Rigolin. — Qu’est-ce que ça te fait !…

Gentillac. — Tiens ! Elle a le sentiment de la solidarité.

Bamboche, se levant et allant à Gentillac. — Eh bien, dites donc, vous !…

Elle le bouscule, Rigolin les sépare.

Rigolin. — Allons, mon vieux, amuse-toi bien… moi je regrette… mais puisqu’il n’y a pas de place ici, je vais aller souper à la Maison d’Or… Viens-tu, Bambochette ?

Bamboche. — Caltons !…

Ils se dirigent vers la sortie.

Gentillac, les accompagnant. — Tu ne m’en veux pas, au moins !

Rigolin. — Allons donc !

Gentillac. — Tiens ! veux-tu dîner demain avec moi ?

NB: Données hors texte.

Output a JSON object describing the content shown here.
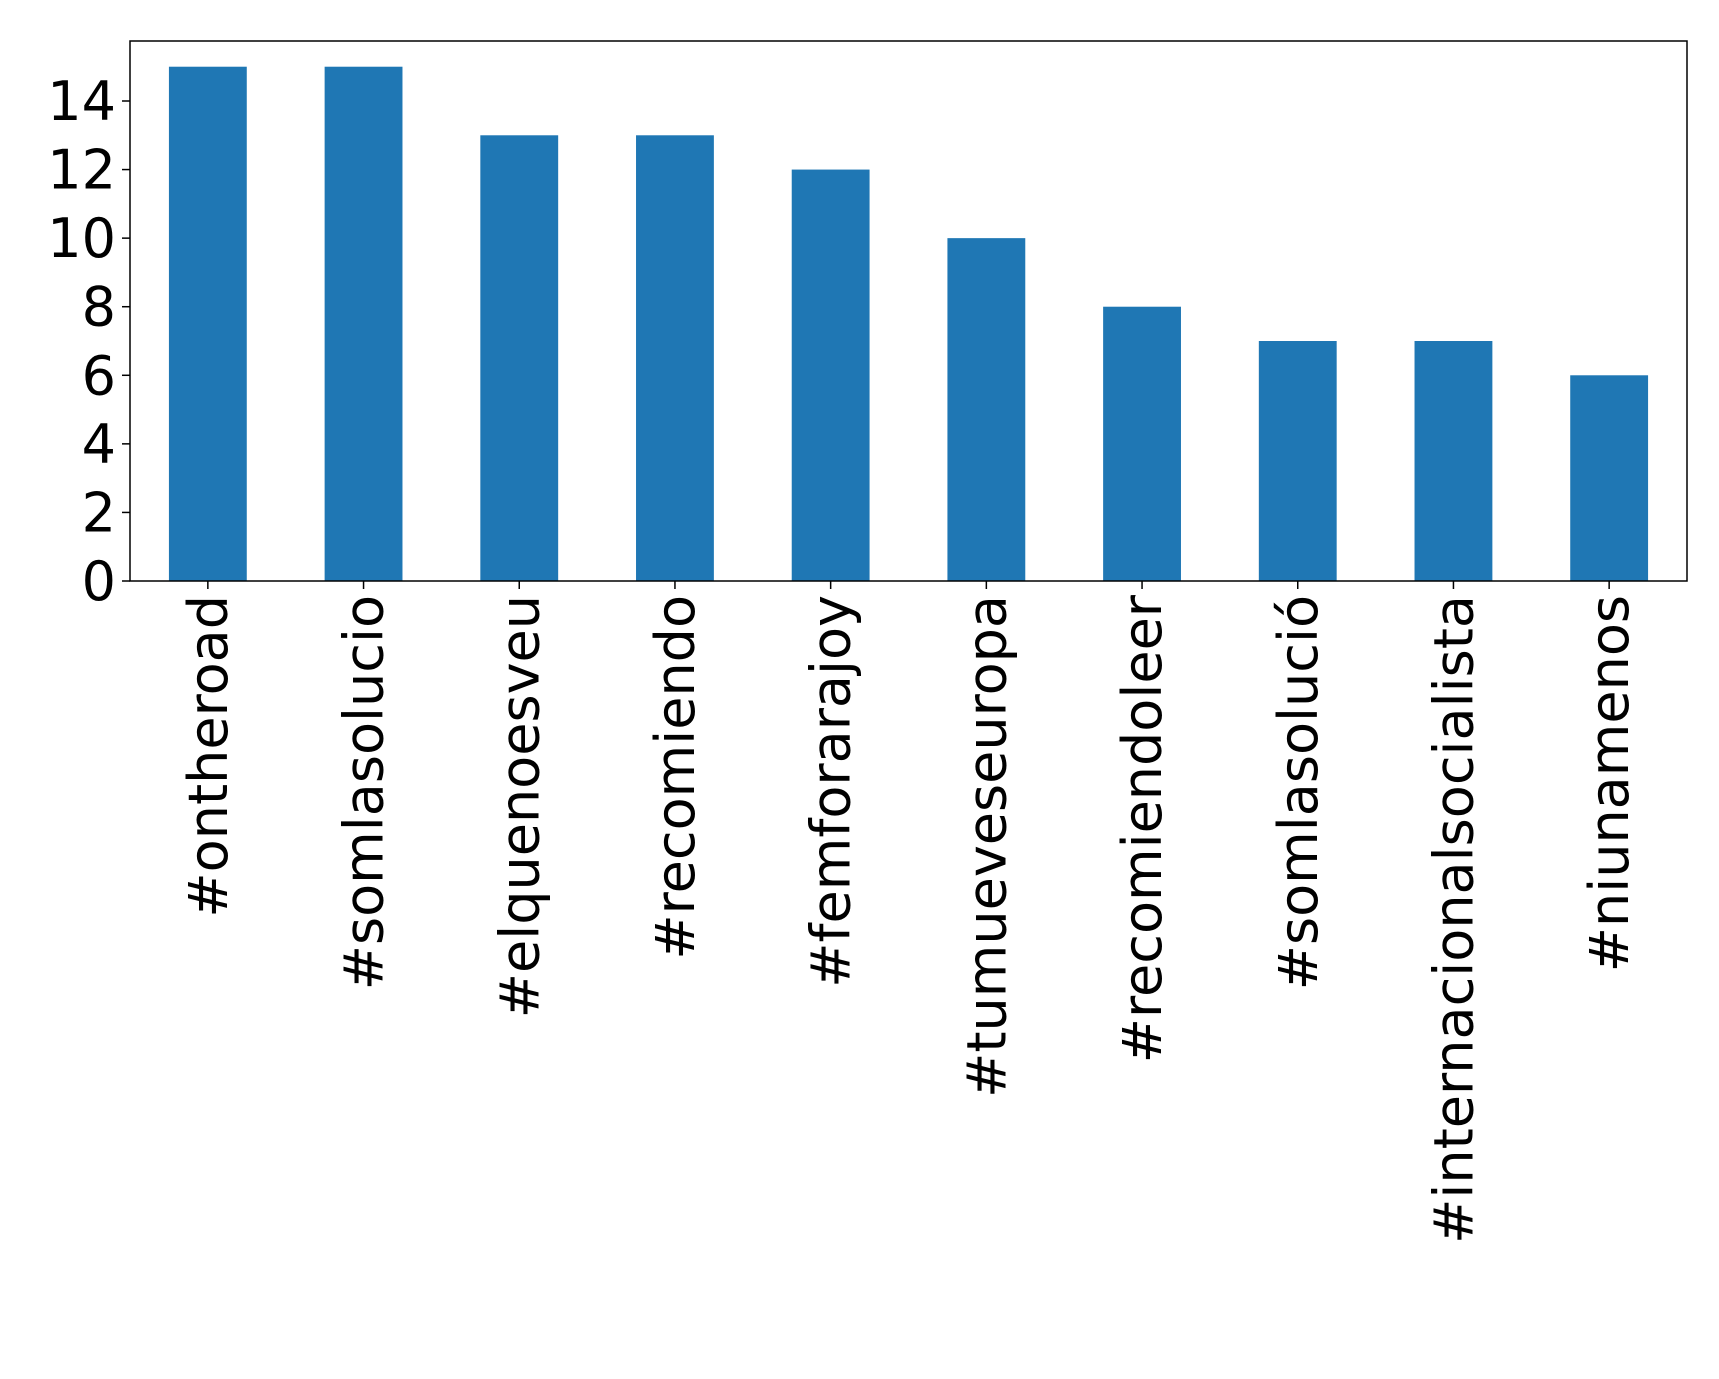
{
  "chart_data": {
    "type": "bar",
    "categories": [
      "#ontheroad",
      "#somlasolucio",
      "#elquenoesveu",
      "#recomiendo",
      "#femforarajoy",
      "#tumueveseuropa",
      "#recomiendoleer",
      "#somlasolució",
      "#internacionalsocialista",
      "#niunamenos"
    ],
    "values": [
      15,
      15,
      13,
      13,
      12,
      10,
      8,
      7,
      7,
      6
    ],
    "color": "#1f77b4",
    "ylim": [
      0,
      15.75
    ],
    "yticks": [
      0,
      2,
      4,
      6,
      8,
      10,
      12,
      14
    ],
    "grid": false
  }
}
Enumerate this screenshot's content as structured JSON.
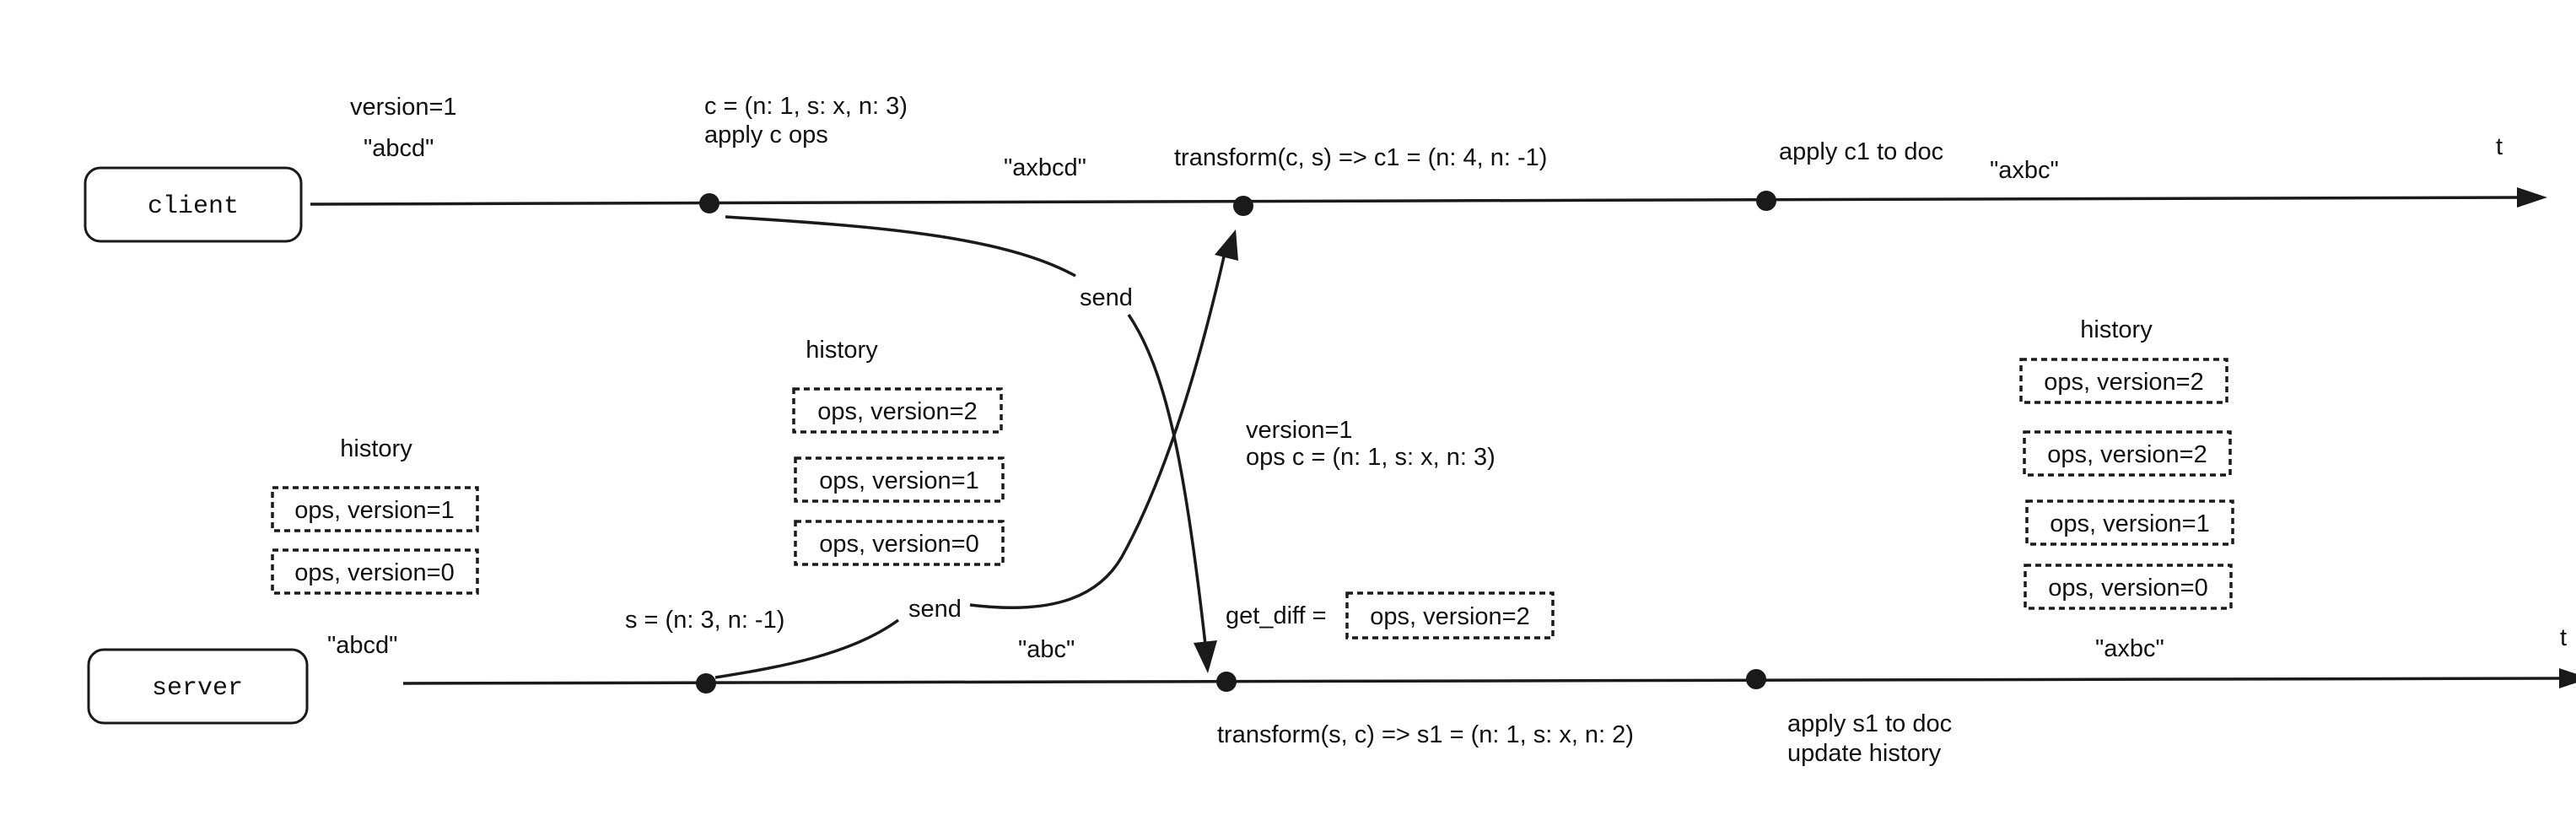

Rigolin. — Ah ! impossible, demain je suis de corvée ; je dîne chez ma tante Marjevol ; le dîner du dimanche, le rasoir hebdomadaire… Plains-moi, mon ami !

Gentillac. — Ah ! la tante que tu soignes pour son héritage ?

Rigolin. — Et qui se soigne pour me le laisser le plus tard possible ! Et ennuyeuse ! oh ! ennuyeuse au point que, pour me la faire passer, je me répète tout le temps : "Quinze cent mille francs !… Quinze cent mille francs !!! "

Gentillac. — Oui, tu dores la pilule !

Rigolin. — Ca m’aide à l’avaler… Allons, viens, Emilie !

Joseph entre du fond.

Bamboche. — Voilà !

Rigolin. — Et toi, à une autre fois !

Gentillac. — C’est ça !…

Ils sortent, moins Gentillac.

Scène IV

Joseph, Gentillac

Gentillac, premier plan. — Joseph !

Joseph, descendant à Gentillac. — Monsieur le Comte !…

Il prend le pardessus, la canne et le chapeau de Gentillac et porte le tout dans le cabinet de droite.

Gentillac, s’asseyant. — Vous nous donnerez encore de ce vin que vous m’avez fait boire l’autre jour… du… du comment donc ?

Joseph. — Du Pichon-Longueville ?

Gentillac. — Non, attendez ! C’était du Clos d’Estournel.